À l’occasion de la fin du ramadan, les membres du Rassemblement des Imams des Alpes-Maritimes (RIAM) ont été reçus à la Villa Massena par Christian Estrosi, et Philippe Pradal, maire de Nice. Tous deux en ont profité pour rappeler leur soutien à l’association qu’ils considèrent en phase avec les lois de la République.

Philippe Pradal a introduit la séance en rappelant que « la deuxième religion de France (l’islam) devait être respectée. » avant de laisser la place à son prédécesseur, Christian Estrosi qui a qualifié les imams présents de « pionniers. », car pour lui cette association fait preuve de « pédagogie, qui est un outil de paix au sein de notre société. »

En rappelant les valeurs de la République et notamment de la laïcité : « Il n’y a pas de place en France pour un financement des cultes étrangers, que ce soit le catholicisme, le protestantisme, le judaïsme, ou l’islam », il en a également profité pour tacler la droite la plus extrême : « les fascistes sont des puritains qui tentent de se saisir des âmes. Je veux avancer avec vous (le RIAM) dans la voie du respect, et n’accepte pas ceux qui voudraient vous salir. À Nice, une minorité ont choisi d’être en contradiction avec la collectivité. »

Sa conclusion rime avec le reste de son discours. Le RIAM permet aux musulmans d’exercer leur culte, dans le respect des règles de la République, « il n’y a aujourd’hui plus de prières de rue, c’est grâce à vous. »

En cette fin du ramadan, Othmane Aissaoui, président de l’Union des Musulmans des Alpes-Maritimes (UMAM) et du RIAM, a tenu avant tout à remercier le soutien exprimé par le maire et le président de la région : « C’était un mois très chargé pour nous. Le signe du ciel est venu de vous, de la présidence de la région et de la mairie. »

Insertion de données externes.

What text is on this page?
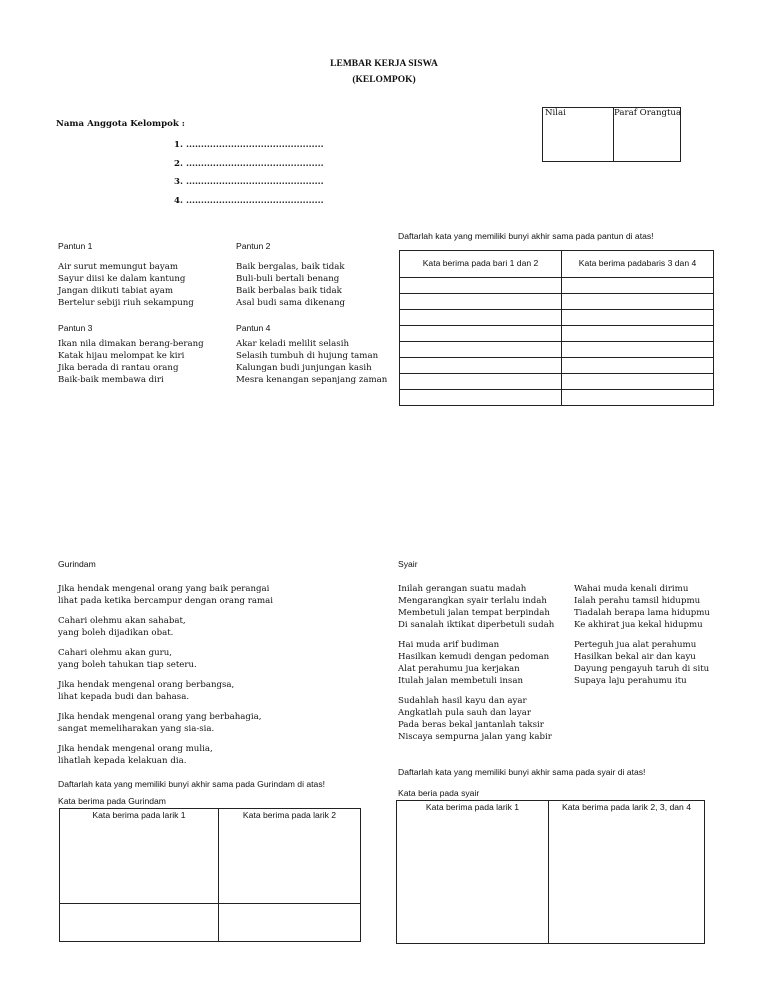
LEMBAR KERJA SISWA
(KELOMPOK)
Nama Anggota Kelompok :
1. ..............................................
2. ..............................................
3. ..............................................
4. ..............................................
Nilai	Paraf Orangtua
Pantun 1
Air surut memungut bayam
Sayur diisi ke dalam kantung
Jangan diikuti tabiat ayam
Bertelur sebiji riuh sekampung
Pantun 2
Baik bergalas, baik tidak
Buli-buli bertali benang
Baik berbalas baik tidak
Asal budi sama dikenang
Pantun 3
Ikan nila dimakan berang-berang
Katak hijau melompat ke kiri
Jika berada di rantau orang
Baik-baik membawa diri
Pantun 4
Akar keladi melilit selasih
Selasih tumbuh di hujung taman
Kalungan budi junjungan kasih
Mesra kenangan sepanjang zaman
Daftarlah kata yang memiliki bunyi akhir sama pada pantun di atas!
Kata berima pada bari 1 dan 2	Kata berima padabaris 3 dan 4

Gurindam
Jika hendak mengenal orang yang baik perangai
lihat pada ketika bercampur dengan orang ramai
Cahari olehmu akan sahabat,
yang boleh dijadikan obat.
Cahari olehmu akan guru,
yang boleh tahukan tiap seteru.
Jika hendak mengenal orang berbangsa,
lihat kepada budi dan bahasa.
Jika hendak mengenal orang yang berbahagia,
sangat memeliharakan yang sia-sia.
Jika hendak mengenal orang mulia,
lihatlah kepada kelakuan dia.
Daftarlah kata yang memiliki bunyi akhir sama pada Gurindam di atas!
Kata berima pada Gurindam
Kata berima pada larik 1	Kata berima pada larik 2

Syair
Inilah gerangan suatu madah
Mengarangkan syair terlalu indah
Membetuli jalan tempat berpindah
Di sanalah iktikat diperbetuli sudah
Hai muda arif budiman
Hasilkan kemudi dengan pedoman
Alat perahumu jua kerjakan
Itulah jalan membetuli insan
Sudahlah hasil kayu dan ayar
Angkatlah pula sauh dan layar
Pada beras bekal jantanlah taksir
Niscaya sempurna jalan yang kabir
Wahai muda kenali dirimu
Ialah perahu tamsil hidupmu
Tiadalah berapa lama hidupmu
Ke akhirat jua kekal hidupmu
Perteguh jua alat perahumu
Hasilkan bekal air dan kayu
Dayung pengayuh taruh di situ
Supaya laju perahumu itu
Daftarlah kata yang memiliki bunyi akhir sama pada syair di atas!
Kata beria pada syair
Kata berima pada larik 1	Kata berima pada larik 2, 3, dan 4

Il a rappelé que « pour tous ceux d’entre nous, musulmans, catholiques, juifs, protestants, athées, l’année passée a été très difficile à encaisser. » Avant de clarifier les objectifs de son association dont il est le président : « Ici notre projet est d’installer une référence théologique de l’islam en France. Rester dans une continuité qu’on a démarré en 2007. »

Il a grandement souligné également le fait que cette association resterait « apolitique » et qu’aucune réelle pression ne pourrait les entraver dans leur travail.

La conférence s’est conclue sur une prière musulmane improvisée par les vingt imams présents pour souhaiter l’Aïd Mabrouk à tous.

Thibault Bourru

Appelé indirectement en cause par les propos de Christian Estrosi, le représentant du FN à Nice et conseiller régional Philippe Vardon a réagi avec sa verve habituelle :

"Il ne s’agit pas réellement d’un grand bouleversement puisque ces deux représentants religieux sont des partenaires de longue date, et qu’on peut même affirmer qu’ils forment un trio avec un troisième homme : Christian Estrosi, lequel s’appuie sur eux depuis des années.

Ce Rassemblement des imams des Alpes-Maritimes ne fait que confirmer, et étendre, l’influence politico-religieuse de l’UOIF dans notre département. La majorité des imams, et donc des mosquées, ayant annoncé leur ralliement sont déjà affiliés à cette organisation islamiste ou proches d’elle.

Comme l’ont très justement fait remarquer certains observateurs, il s’agit avant tout d’une initiative politique, énième épisode d’une lutte d’influence, destinée à concurrencer le Conseil des imams des Alpes-Maritimes, soutien de la mosquée En-Nour".